We therefore conclude as to the second cause of action that the contract of employment was terminable at will, and even had it not been, plaintiff's discharge was warranted under the circumstances. It seemed to the trial court that plaintiff had been harshly treated and not fairly compensated by the defendant. But it appears that even before he left his employment with the Corporacion Americana defendant gave him a check for $5,000. In the summer of 1946, defendant gave him over one-fourth interest in Distribuidora. Within a year the book value of that interest had risen to about $15,000, and he had received a substantial salary and travel expenses from the corporation. He received additional salary and expenses in 1947. In 1948, in the relatively short time he was employed by defendant, he earned and was credited with $55,000 in commissions. There could be no fair inference that defendant did not adequately compensate him for the services he rendered. Any harsh treatment he may have received rests solely on the fact that he chose to give up all of his interest above some $6,000 in Distribuidora and his commission earnings to those with whom he associated himself in Venezuela in order, as he stated in his letter, supra, to "get over" the mental anguish and strain caused him by claims they asserted in respect to the trade name. As we have pointed out, this surrender of his interest and earnings to his associates was of his own volition and not at defendant's instance or request.
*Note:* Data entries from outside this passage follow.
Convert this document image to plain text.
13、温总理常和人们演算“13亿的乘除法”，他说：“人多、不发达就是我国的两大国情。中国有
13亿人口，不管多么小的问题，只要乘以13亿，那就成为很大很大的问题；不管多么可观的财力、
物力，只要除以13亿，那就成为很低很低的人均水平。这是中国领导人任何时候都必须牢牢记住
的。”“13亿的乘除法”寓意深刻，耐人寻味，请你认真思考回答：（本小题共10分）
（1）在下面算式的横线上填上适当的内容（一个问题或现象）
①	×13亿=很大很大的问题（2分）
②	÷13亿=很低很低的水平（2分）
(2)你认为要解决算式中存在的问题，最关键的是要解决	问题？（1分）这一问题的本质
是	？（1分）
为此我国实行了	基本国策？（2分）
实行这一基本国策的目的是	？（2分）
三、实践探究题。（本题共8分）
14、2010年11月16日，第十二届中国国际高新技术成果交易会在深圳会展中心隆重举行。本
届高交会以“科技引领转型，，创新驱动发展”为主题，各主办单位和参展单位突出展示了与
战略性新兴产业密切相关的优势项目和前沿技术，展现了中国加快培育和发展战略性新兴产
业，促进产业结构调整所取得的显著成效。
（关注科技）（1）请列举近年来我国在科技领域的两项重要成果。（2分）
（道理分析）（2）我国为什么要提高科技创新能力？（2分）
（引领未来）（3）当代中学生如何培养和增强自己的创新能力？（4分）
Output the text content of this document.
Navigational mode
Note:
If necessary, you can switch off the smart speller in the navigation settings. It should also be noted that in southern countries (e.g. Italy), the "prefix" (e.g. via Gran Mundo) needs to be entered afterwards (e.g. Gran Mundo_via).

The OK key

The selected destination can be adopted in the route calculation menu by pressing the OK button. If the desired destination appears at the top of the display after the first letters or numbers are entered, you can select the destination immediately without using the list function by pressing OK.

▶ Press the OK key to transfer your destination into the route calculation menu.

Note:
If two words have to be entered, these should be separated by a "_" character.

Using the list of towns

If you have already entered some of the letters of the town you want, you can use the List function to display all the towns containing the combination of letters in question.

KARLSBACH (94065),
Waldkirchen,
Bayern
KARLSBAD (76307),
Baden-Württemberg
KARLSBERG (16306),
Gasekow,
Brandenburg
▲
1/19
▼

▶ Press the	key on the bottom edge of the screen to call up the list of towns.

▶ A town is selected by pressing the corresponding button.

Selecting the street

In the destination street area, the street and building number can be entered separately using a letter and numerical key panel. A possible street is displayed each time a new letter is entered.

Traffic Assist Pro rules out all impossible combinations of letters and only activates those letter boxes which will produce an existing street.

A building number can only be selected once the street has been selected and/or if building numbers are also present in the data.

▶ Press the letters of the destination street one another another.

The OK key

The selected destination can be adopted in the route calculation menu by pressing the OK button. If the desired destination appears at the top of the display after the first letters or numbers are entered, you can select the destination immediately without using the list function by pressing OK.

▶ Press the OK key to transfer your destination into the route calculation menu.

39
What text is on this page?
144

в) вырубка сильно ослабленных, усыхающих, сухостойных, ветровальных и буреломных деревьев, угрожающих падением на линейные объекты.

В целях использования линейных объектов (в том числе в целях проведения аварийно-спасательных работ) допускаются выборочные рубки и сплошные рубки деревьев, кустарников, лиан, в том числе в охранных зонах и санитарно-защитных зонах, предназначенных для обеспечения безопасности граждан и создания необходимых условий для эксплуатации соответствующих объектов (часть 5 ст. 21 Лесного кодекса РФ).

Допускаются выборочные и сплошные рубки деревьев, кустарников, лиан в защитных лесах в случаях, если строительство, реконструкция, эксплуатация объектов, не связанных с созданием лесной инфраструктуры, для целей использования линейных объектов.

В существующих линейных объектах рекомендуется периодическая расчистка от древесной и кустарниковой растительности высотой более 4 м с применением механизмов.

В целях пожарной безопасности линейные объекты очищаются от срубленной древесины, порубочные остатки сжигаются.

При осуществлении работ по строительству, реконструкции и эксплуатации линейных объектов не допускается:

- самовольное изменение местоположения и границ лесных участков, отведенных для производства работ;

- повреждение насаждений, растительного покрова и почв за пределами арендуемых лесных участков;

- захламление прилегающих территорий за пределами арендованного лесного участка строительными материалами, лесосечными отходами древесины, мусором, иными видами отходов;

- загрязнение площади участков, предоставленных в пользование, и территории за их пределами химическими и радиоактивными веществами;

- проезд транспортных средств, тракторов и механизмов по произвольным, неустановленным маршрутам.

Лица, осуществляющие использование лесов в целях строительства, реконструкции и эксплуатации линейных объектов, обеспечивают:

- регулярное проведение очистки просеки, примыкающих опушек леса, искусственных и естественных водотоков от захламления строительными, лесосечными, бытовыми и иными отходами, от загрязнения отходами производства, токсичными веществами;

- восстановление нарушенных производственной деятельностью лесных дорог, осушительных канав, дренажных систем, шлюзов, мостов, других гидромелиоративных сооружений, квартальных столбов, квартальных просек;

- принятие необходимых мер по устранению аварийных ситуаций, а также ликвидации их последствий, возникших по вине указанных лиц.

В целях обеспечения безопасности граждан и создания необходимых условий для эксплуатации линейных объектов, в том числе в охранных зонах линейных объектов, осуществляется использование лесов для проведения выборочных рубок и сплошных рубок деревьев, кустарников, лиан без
The ruling of the trial court that the contract was not terminable at will and, inferentially, that Hadrath had authority to employ plaintiff for "so long as defendant should export to Venezuela" were errors of law requiring reversal. In sustaining defendant's other contentions we follow Rule 52(a), as construed by the Supreme Court in U. S. v. United States Gypsum Co., 333 U.S. 364, 68 S. Ct. 525, 92 L.Ed. 746, and declare our firm conviction that a mistake has been committed in finding that the duration of the contract was to be as alleged by plaintiff. We are also convinced that plaintiff's action concerning the "Milkmade" machine, considered with his action in respect to the trade name, was just cause for his discharge.
All of the numerous contentions argued have been considered but the judgment is reversed and the case is remanded with directions to dismiss at plaintiff's costs on the grounds herein set forth.
Reversed and remanded with directions to dismiss.